Der Grund: Planeten mit weniger Masse als Jupiter müssten ihre ausgedehnte Gashülle eigentlich verlieren, wenn sie einem Stern zu nahekommen – und folglich zu einer nackten Felskugel werden. Denn die hohen Temperaturen in Verbindung mit Sternwinden und Massenauswürfen des Sterns befördern Gasmoleküle nach und nach ins Weltall, sofern ihr Planet nicht genügend Schwerkraft aufbringt, um sie festzuhalten.
Daher sollte es auf sehr engen Umlaufbahnen keine Planeten vom Format des Neptuns geben, der von seiner Masse her zwischen Erde und Jupiter liegt. Neptun ist eine Art Zwitter aus terrestrischer Ozeanwelt und Gasplanet und wäre damit schlicht zu leicht, um das Entweichen seiner ausgedehnten Atmosphäre zu verhindern. Entsprechend gingen Wissenschaftler bisher davon aus, dass es diese Planetenklasse nicht in extrem engen Orbits um Sterne geben sollte, Experten sprechen von einer »Neptun-Wüste« in der Verteilung aller denkbaren Exoplaneten auf solchen Bahnen.

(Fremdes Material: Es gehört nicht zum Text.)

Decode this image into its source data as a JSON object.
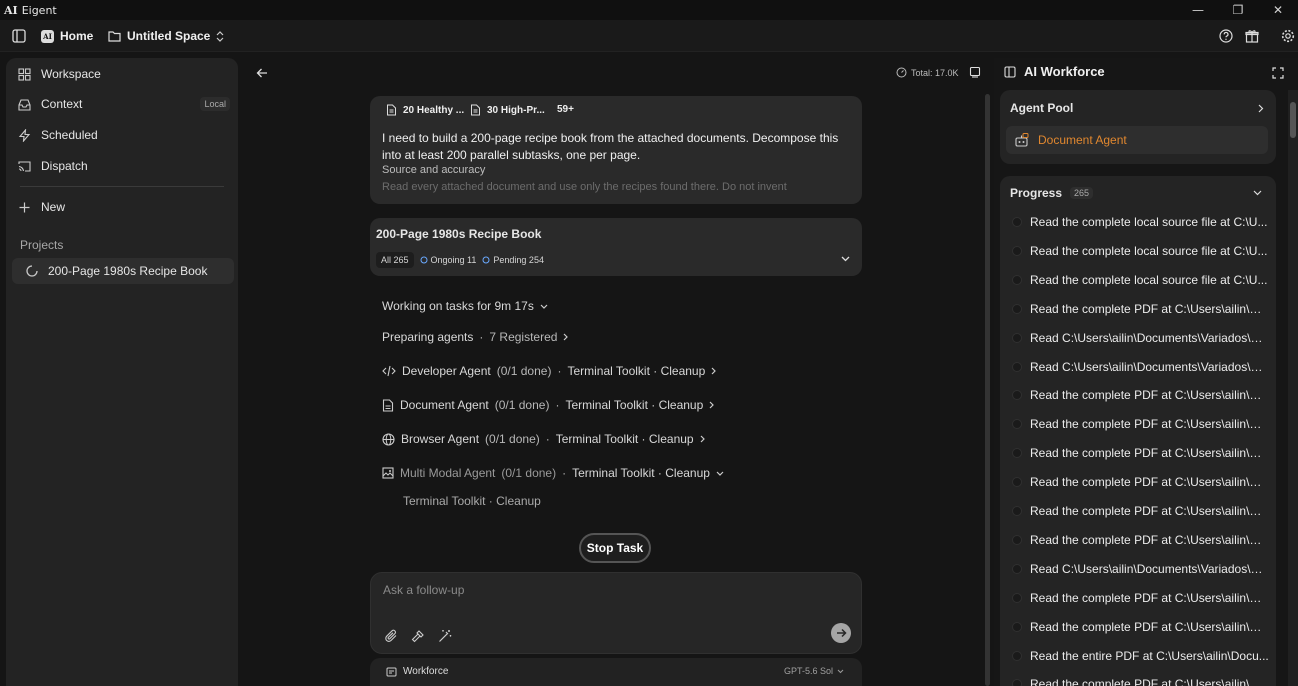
{
  "window": {
    "logo": "AI",
    "title": "Eigent",
    "minimize": "—",
    "restore": "❐",
    "close": "✕"
  },
  "topbar": {
    "home_label": "Home",
    "space_label": "Untitled Space",
    "logo_text": "AI"
  },
  "sidebar": {
    "items": [
      {
        "label": "Workspace",
        "icon": "grid-icon"
      },
      {
        "label": "Context",
        "icon": "inbox-icon",
        "badge": "Local"
      },
      {
        "label": "Scheduled",
        "icon": "bolt-icon"
      },
      {
        "label": "Dispatch",
        "icon": "cast-icon"
      }
    ],
    "new_label": "New",
    "projects_label": "Projects",
    "project_name": "200-Page 1980s Recipe Book"
  },
  "main": {
    "total_label": "Total: 17.0K",
    "message": {
      "attachments": [
        "20 Healthy ...",
        "30 High-Pr...",
        "59+"
      ],
      "text": "I need to build a 200-page recipe book from the attached documents. Decompose this into at least 200 parallel subtasks, one per page.",
      "subheading": "Source and accuracy",
      "faded": "Read every attached document and use only the recipes found there. Do not invent"
    },
    "task": {
      "title": "200-Page 1980s Recipe Book",
      "all": "All 265",
      "ongoing": "Ongoing 11",
      "pending": "Pending 254"
    },
    "working": "Working on tasks for 9m 17s",
    "preparing": "Preparing agents",
    "registered": "7 Registered",
    "agents": [
      {
        "name": "Developer Agent",
        "progress": "(0/1 done)",
        "tools": "Terminal Toolkit · Cleanup",
        "icon": "code-icon"
      },
      {
        "name": "Document Agent",
        "progress": "(0/1 done)",
        "tools": "Terminal Toolkit · Cleanup",
        "icon": "document-icon"
      },
      {
        "name": "Browser Agent",
        "progress": "(0/1 done)",
        "tools": "Terminal Toolkit · Cleanup",
        "icon": "globe-icon"
      },
      {
        "name": "Multi Modal Agent",
        "progress": "(0/1 done)",
        "tools": "Terminal Toolkit · Cleanup",
        "icon": "image-icon"
      }
    ],
    "expanded_tools": "Terminal Toolkit · Cleanup",
    "stop_label": "Stop Task",
    "input_placeholder": "Ask a follow-up",
    "workforce_label": "Workforce",
    "model_label": "GPT-5.6 Sol"
  },
  "right": {
    "title": "AI Workforce",
    "agent_pool_label": "Agent Pool",
    "agent_name": "Document Agent",
    "progress_label": "Progress",
    "progress_count": "265",
    "items": [
      "Read the complete local source file at C:\\U...",
      "Read the complete local source file at C:\\U...",
      "Read the complete local source file at C:\\U...",
      "Read the complete PDF at C:\\Users\\ailin\\Do...",
      "Read C:\\Users\\ailin\\Documents\\Variados\\Re...",
      "Read C:\\Users\\ailin\\Documents\\Variados\\Re...",
      "Read the complete PDF at C:\\Users\\ailin\\Do...",
      "Read the complete PDF at C:\\Users\\ailin\\Do...",
      "Read the complete PDF at C:\\Users\\ailin\\Do...",
      "Read the complete PDF at C:\\Users\\ailin\\Do...",
      "Read the complete PDF at C:\\Users\\ailin\\Do...",
      "Read the complete PDF at C:\\Users\\ailin\\Do...",
      "Read C:\\Users\\ailin\\Documents\\Variados\\Re...",
      "Read the complete PDF at C:\\Users\\ailin\\Do...",
      "Read the complete PDF at C:\\Users\\ailin\\Do...",
      "Read the entire PDF at C:\\Users\\ailin\\Docu...",
      "Read the complete PDF at C:\\Users\\ailin\\Do..."
    ]
  }
}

Eine mit dem Weltraumteleskop TESS entdeckte Welt zeigt nun jedoch, dass die Neptun-Wüste keineswegs so leer zu sein scheint, wie Forscher bisher annahmen: Der 263 Lichtjahre entfernte Exoplanet ist 29-mal so schwer wie die Erde und 4,5-mal so groß, berichtet ein internationales Astronomenteam in »Nature Astronomy«. Damit ist der Planet – bei gleicher Dichte – nur 15 Prozent größer als Neptun und hat vermutlich eine Wasserstoffatmosphäre, die ein Zehntel der Planetenmasse ausmacht. Aber anders als der Verwandte in unserem Sonnensystem braucht LTT 9779 b gerade mal 19 Stunden für eine Runde um den Mutterstern.
Das wirft aus Sicht der Forscher die Frage auf, wie der Exoplanet seine Gashülle behalten konnte, trotz einer geschätzten Oberflächentemperatur von rund 1700 Grad. Eine Möglichkeit sei, dass er ursprünglich dem Jupiter geähnelt hat, dann jedoch seinem Stern so nahekam, dass Gezeitenkräfte Teile der Gashülle lösten. Dadurch könnte der Planet im Lauf der Zeit zu einer Art Neptun geschrumpft sein, dessen Kern gerade noch schwer genug ist, um trotz der extremen Bedingungen eine mittelgroße Atmosphäre festzuhalten – zumindest fürs Erste.